Prof. Tanigaki Mariko, Ph.D (kiri), Dr. (Cand) Diani Risda (tengah), dan Sandy Ferianda, M.Hum (kanan) pada pertemuan ke-7 International Class on Asian Community, di PIA Hotel Pangkalpinang.
Pangkalpinang (28/3) - Fakultas Ilmu Ilmu Sosial dan Ilmu Politik Universitas Bangka Belitung (FISIP UBB) bekerjasama dengan One Asia Foundation (OAF) kembali menggelar pertemuan ke-7 dari 16 pertemuan International Class on Asian Community, pada hari Kamis, 28 Maret 2019, di Hotel PIA, Pangkalpinang.
Pada pertemuan ke-7 ini mengangkat tema "The Importance of Asian Community Common Goals", dengan narasumber Prof. Tanigaki Mariko, Ph.D. (The University of Tokyo) yang merupakan Pakar Sejarah Politik, dimoderatori oleh Sandy Ferianda, M.Hum (Dosen Sastra Inggris FISIP UBB) dan diinterpretasikan oleh Dr. (Cand) Diani Risda (Dosen Sastra Jepang, Universitas Pendidikan Indonesia).

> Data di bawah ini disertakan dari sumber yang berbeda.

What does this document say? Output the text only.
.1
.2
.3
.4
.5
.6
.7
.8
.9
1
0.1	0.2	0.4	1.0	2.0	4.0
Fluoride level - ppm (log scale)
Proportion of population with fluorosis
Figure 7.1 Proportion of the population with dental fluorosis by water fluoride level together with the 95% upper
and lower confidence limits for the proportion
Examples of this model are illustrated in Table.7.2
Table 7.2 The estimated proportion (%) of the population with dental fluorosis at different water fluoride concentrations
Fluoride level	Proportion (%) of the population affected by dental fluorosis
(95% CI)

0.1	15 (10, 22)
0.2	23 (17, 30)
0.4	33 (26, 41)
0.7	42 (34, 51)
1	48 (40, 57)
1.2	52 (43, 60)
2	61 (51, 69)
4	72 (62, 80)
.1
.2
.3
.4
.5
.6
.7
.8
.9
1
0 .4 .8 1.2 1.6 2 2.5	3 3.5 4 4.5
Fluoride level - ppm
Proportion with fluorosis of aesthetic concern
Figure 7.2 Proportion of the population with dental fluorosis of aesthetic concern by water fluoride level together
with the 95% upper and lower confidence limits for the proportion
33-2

Sebelum perkuliahan dimulai, Dini Wulansari, M.A (Sekretaris Jurusan Sastra Inggris FISIP UBB) menyampaikan Welcome Speech kepada narasumber dan seluruh peserta International Class on Asian Community. Dini Wulansari sedikit memaparkan isi dari materi yang akan disampaikan. "Tujuan utama materi ini yaitu untuk menyatukan pembentukan jaringan anak muda dengan yang lainnya, agar mencapai Asia yang berperan penting dalam dunia, yang bisa disalurkan melalui experience, feedback, dan knowledge", ujar beliau kepada seluruh peserta.

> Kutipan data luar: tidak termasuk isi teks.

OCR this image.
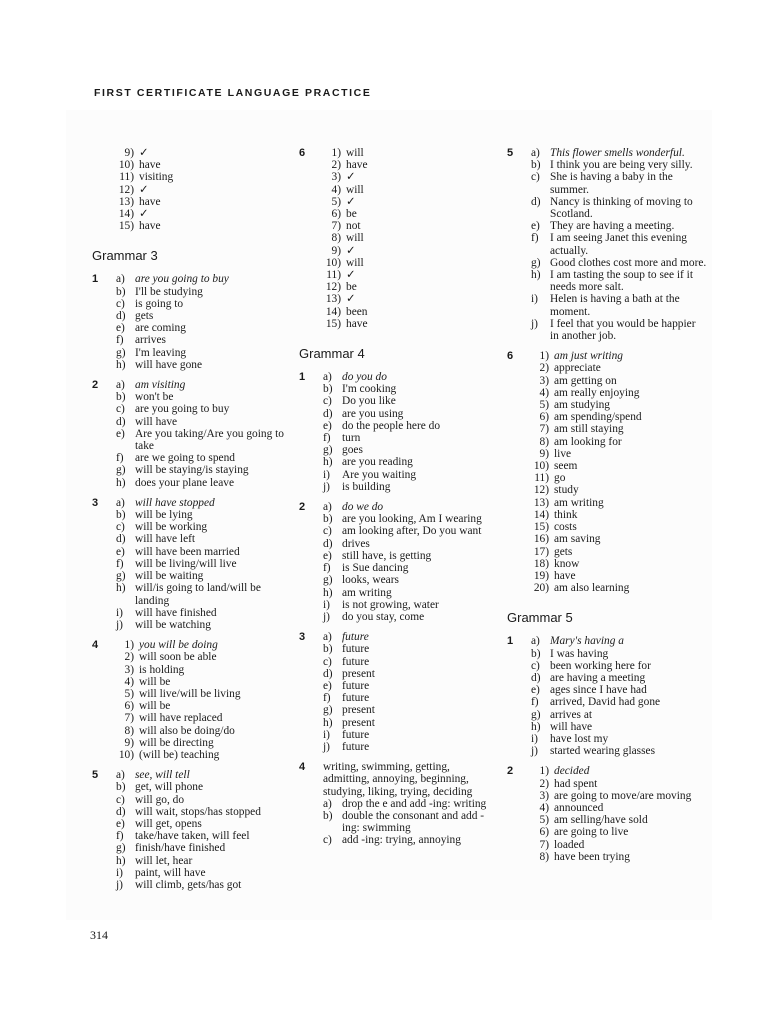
FIRST CERTIFICATE LANGUAGE PRACTICE
9) ✓
10) have
11) visiting
12) ✓
13) have
14) ✓
15) have
Grammar 3
1 a) are you going to buy
b) I'll be studying
c) is going to
d) gets
e) are coming
f)	arrives
g) I'm leaving
h) will have gone
2 a) am visiting
b) won't be
c) are you going to buy
d) will have
e) Are you taking/Are you going to take
f)	are we going to spend
g) will be staying/is staying
h) does your plane leave
3 a) will have stopped
b) will be lying
c) will be working
d) will have left
e) will have been married
f)	will be living/will live
g) will be waiting
h) will/is going to land/will be landing
i)	will have finished
j)	will be watching
4	1) you will be doing
2) will soon be able
3) is holding
4) will be
5) will live/will be living
6) will be
7) will have replaced
8) will also be doing/do
9) will be directing
10) (will be) teaching
5 a) see, will tell
b) get, will phone
c) will go, do
d) will wait, stops/has stopped
e) will get, opens
f)	take/have taken, will feel
g) finish/have finished
h) will let, hear
i)	paint, will have
j)	will climb, gets/has got
6	1) will
2) have
3) ✓
4) will
5) ✓
6) be
7) not
8) will
9) ✓
10) will
11) ✓
12) be
13) ✓
14) been
15) have
Grammar 4
1 a) do you do
b) I'm cooking
c) Do you like
d) are you using
e) do the people here do
f)	turn
g) goes
h) are you reading
i)	Are you waiting
j)	is building
2 a) do we do
b) are you looking, Am I wearing
c) am looking after, Do you want
d) drives
e) still have, is getting
f)	is Sue dancing
g) looks, wears
h) am writing
i)	is not growing, water
j)	do you stay, come
3 a) future
b) future
c) future
d) present
e) future
f)	future
g) present
h) present
i)	future
j)	future
4 writing, swimming, getting, admitting, annoying, beginning, studying, liking, trying, deciding
a) drop the e and add -ing: writing
b) double the consonant and add -ing: swimming
c) add -ing: trying, annoying
5 a) This flower smells wonderful.
b) I think you are being very silly.
c) She is having a baby in the summer.
d) Nancy is thinking of moving to Scotland.
e) They are having a meeting.
f)	I am seeing Janet this evening actually.
g) Good clothes cost more and more.
h) I am tasting the soup to see if it needs more salt.
i)	Helen is having a bath at the moment.
j)	I feel that you would be happier in another job.
6	1) am just writing
2) appreciate
3) am getting on
4) am really enjoying
5) am studying
6) am spending/spend
7) am still staying
8) am looking for
9) live
10) seem
11) go
12) study
13) am writing
14) think
15) costs
16) am saving
17) gets
18) know
19) have
20) am also learning
Grammar 5
1 a) Mary's having a
b) I was having
c) been working here for
d) are having a meeting
e) ages since I have had
f)	arrived, David had gone
g) arrives at
h) will have
i)	have lost my
j)	started wearing glasses
2	1) decided
2) had spent
3) are going to move/are moving
4) announced
5) am selling/have sold
6) are going to live
7) loaded
8) have been trying
314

Mengawali perkuliahan, Tanigaki Mariko menceritakan sedikit kisah hidupnya dan pengalamannya berada di Indonesia. Ini merupakan kedatangan yang ke-2 kalinya bagi Tanigaki Mariko di Indonesia. Kedatangan Tanigaki yang pertama kalinya yaitu pada tahun 1990-an, beliau mengungkapkan bahwa Indonesia sudah sangat berkembang dari puluhan tahun yang lalu. Tanigaki Mariko mengenakan pakaian kimono dalam menyampaikan materi kali ini. Menurut Tanigaki Mariko pakaian kimono sangatlah tepat untuk menghormati budaya yang ada di Indonesia.
Tanigaki Mariko mengakui bahwa beliau lebih mengenal Hongkong daripada Jepang, karena dalam penelitian banyak membicarakan tentang Hongkong (Contemporary Hongkong Studies). Tetapi, dalam hal lain, Tanigaki sangat mengapresiasi sistem pendidikan di Jepang, sebab sistem pendidikan di Jepang sangat adil, tanpa memandang jenis kelamin, asal, dan derajat. Namun di sisi lain, Tanigaki sangat tidak setuju dengan kondisi Jepang saat ini yang memasuki Society 5.0, dimana segala sesuatu bisa diselesaikan melalui kecanggihan teknologi. Beliau mempercayai bahwa manusia adalah pelaku utama dalam melakukan segala sesuatu.
Jepang yang pernah menjajah negara Indonesia dan lainnya, ternyata membuat mereka mengurung diri untuk bersosialisasi dengan negara Asia lainnya, itulah yang membuat Tanigaki baru mendapatkan teman dari negara lain di usianya yang 50'an tahun. Setelah melewati beberapa dekade, Jepang sebagai negara maju juga mengalami beberapa permasalahan, seperti sedikitnya angka kelahiran, menurunnya angka produktif, migrasi dari desa ke kota, dan kesenjangan ekonomi di beberapa daerah. Tanigaki mengakui bahwa permasalahan tersebut berbeda dengan Indonesia yang telah lebih produktif dibandingkan Jepang. Dari keseluruhan materi yang diberikan, Tanigaki Mariko memaparkan bahwa pergerakan manusia sangat dahsyat, sehingga membuat Jepang menjadi multikultural yang menyebabkan perubahan kondisi sosial Jepang saat ini.
Kegiatan perkuliahan ditutup dengan berbagai pertanyaan yang dilontarkan para peserta, kuiz dan pemberian doorprize.